Good mention of SOLID principles, I would recommend doing the whole acronym and telling people to read up on them if they don't know them, because there are some junior developers in the audience who might not be familiar with them.
I would throw in another easy analogy halfway through for a bit of a brain break, and a summary slide at the end!!
Thank you!!! Good topic, excellently delivered. Apart from missing out Mr Bean!
I liked your answer to the third question, it was very thoughtful.
Great talk. Learnt loads and have a good few takeaways to think about.
The humour was fantastically deployed too.
Great talk, learned a lot, and it was really entertaining.
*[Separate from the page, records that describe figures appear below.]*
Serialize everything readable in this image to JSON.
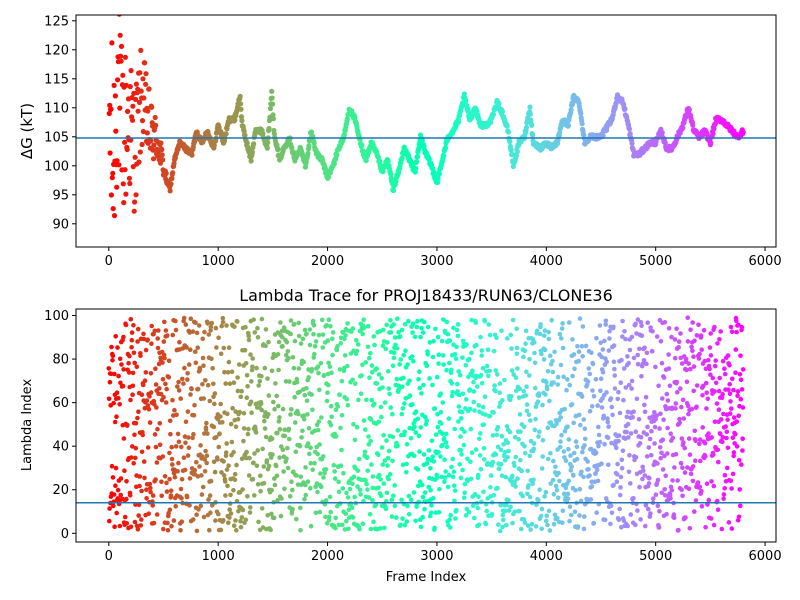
{
  "chart_data": [
    {
      "type": "scatter",
      "title": "",
      "xlabel": "",
      "ylabel": "ΔG (kT)",
      "xlim": [
        -300,
        6100
      ],
      "ylim": [
        86,
        126
      ],
      "xticks": [
        0,
        1000,
        2000,
        3000,
        4000,
        5000,
        6000
      ],
      "yticks": [
        90,
        95,
        100,
        105,
        110,
        115,
        120,
        125
      ],
      "reference_line": 104.8,
      "reference_color": "#1f77b4",
      "colormap": "rainbow (red at frame 0 to purple at last frame)",
      "frame_max": 5800,
      "trace_keyframes": [
        [
          0,
          110
        ],
        [
          40,
          100
        ],
        [
          80,
          115
        ],
        [
          120,
          105
        ],
        [
          180,
          108
        ],
        [
          240,
          103
        ],
        [
          300,
          112
        ],
        [
          380,
          106
        ],
        [
          450,
          104
        ],
        [
          520,
          98
        ],
        [
          560,
          96
        ],
        [
          600,
          101
        ],
        [
          650,
          104
        ],
        [
          700,
          103
        ],
        [
          760,
          102
        ],
        [
          800,
          106
        ],
        [
          850,
          104
        ],
        [
          900,
          106
        ],
        [
          960,
          103
        ],
        [
          1000,
          107
        ],
        [
          1050,
          104
        ],
        [
          1100,
          108
        ],
        [
          1150,
          108
        ],
        [
          1200,
          112
        ],
        [
          1220,
          107
        ],
        [
          1260,
          104
        ],
        [
          1300,
          101
        ],
        [
          1340,
          106
        ],
        [
          1400,
          106
        ],
        [
          1450,
          103
        ],
        [
          1490,
          113
        ],
        [
          1510,
          106
        ],
        [
          1560,
          101
        ],
        [
          1600,
          103
        ],
        [
          1650,
          105
        ],
        [
          1700,
          101
        ],
        [
          1750,
          103
        ],
        [
          1800,
          100
        ],
        [
          1850,
          106
        ],
        [
          1900,
          102
        ],
        [
          1950,
          101
        ],
        [
          2000,
          98
        ],
        [
          2050,
          100
        ],
        [
          2100,
          103
        ],
        [
          2150,
          105
        ],
        [
          2200,
          110
        ],
        [
          2250,
          108
        ],
        [
          2300,
          104
        ],
        [
          2350,
          101
        ],
        [
          2400,
          104
        ],
        [
          2450,
          102
        ],
        [
          2500,
          99
        ],
        [
          2550,
          101
        ],
        [
          2600,
          96
        ],
        [
          2650,
          99
        ],
        [
          2700,
          103
        ],
        [
          2750,
          101
        ],
        [
          2800,
          99
        ],
        [
          2850,
          105
        ],
        [
          2900,
          102
        ],
        [
          2950,
          100
        ],
        [
          3000,
          97
        ],
        [
          3050,
          101
        ],
        [
          3100,
          105
        ],
        [
          3150,
          106
        ],
        [
          3200,
          108
        ],
        [
          3250,
          112
        ],
        [
          3300,
          108
        ],
        [
          3350,
          110
        ],
        [
          3400,
          107
        ],
        [
          3450,
          107
        ],
        [
          3500,
          108
        ],
        [
          3550,
          111
        ],
        [
          3600,
          109
        ],
        [
          3650,
          106
        ],
        [
          3700,
          100
        ],
        [
          3750,
          104
        ],
        [
          3800,
          105
        ],
        [
          3850,
          110
        ],
        [
          3880,
          104
        ],
        [
          3950,
          103
        ],
        [
          4000,
          104
        ],
        [
          4050,
          103
        ],
        [
          4100,
          104
        ],
        [
          4150,
          108
        ],
        [
          4200,
          107
        ],
        [
          4250,
          112
        ],
        [
          4300,
          111
        ],
        [
          4350,
          104
        ],
        [
          4400,
          105
        ],
        [
          4500,
          105
        ],
        [
          4600,
          108
        ],
        [
          4650,
          112
        ],
        [
          4700,
          111
        ],
        [
          4750,
          107
        ],
        [
          4800,
          102
        ],
        [
          4850,
          102
        ],
        [
          4900,
          103
        ],
        [
          4950,
          104
        ],
        [
          5000,
          104
        ],
        [
          5050,
          106
        ],
        [
          5100,
          103
        ],
        [
          5150,
          103
        ],
        [
          5200,
          105
        ],
        [
          5250,
          107
        ],
        [
          5300,
          110
        ],
        [
          5350,
          106
        ],
        [
          5400,
          105
        ],
        [
          5450,
          106
        ],
        [
          5500,
          104
        ],
        [
          5550,
          108
        ],
        [
          5600,
          108
        ],
        [
          5650,
          107
        ],
        [
          5700,
          106
        ],
        [
          5750,
          105
        ],
        [
          5800,
          106
        ]
      ],
      "early_scatter_range": [
        86,
        126
      ],
      "points_count": 1450
    },
    {
      "type": "scatter",
      "title": "Lambda Trace for PROJ18433/RUN63/CLONE36",
      "xlabel": "Frame Index",
      "ylabel": "Lambda Index",
      "xlim": [
        -300,
        6100
      ],
      "ylim": [
        -4,
        103
      ],
      "xticks": [
        0,
        1000,
        2000,
        3000,
        4000,
        5000,
        6000
      ],
      "yticks": [
        0,
        20,
        40,
        60,
        80,
        100
      ],
      "reference_line": 14,
      "reference_color": "#1f77b4",
      "colormap": "rainbow (red at frame 0 to purple at last frame)",
      "frame_max": 5800,
      "lambda_range": [
        1,
        99
      ],
      "points_count": 2400
    }
  ]
}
Only comment is that I've not heard of DDD as a new programmer, so that might be worth briefly defining.
What a great talk. The use of humour was well suited, and had some great ideas to share (will be implementing some of them with my team - mix of junior and senior developers).
I'd have like to have seen some code or real world examples to help explain some of the thoughts at the beginning...
Update: ...some code examples have appeared (which is mentioned in the blurb), and he's used Doctrine (I'm a fan ;) ), although as pointed out by Frederick, some small elements were missing from these examples
Great talk. Very funny and informative. Good concise code examples.
An engaging talk emphasising the importance of good test coverage.
I think the live demo worked well and was smooth enough to keep audience engagement.
Really great talk, good expansion of the subject, and made me laugh. Only suggestion would be to consider showing exception testing within the method as well as in the comment, for consistency with the rest of the tests, and because the content font colour want very readable.
Liked the diverse background bits and use of live coding to illustrate tricky concepts. As someone who already uses and appreciates the value of test, I am not sure this really got to the heart of the problems involved so was left wanting more technical depth.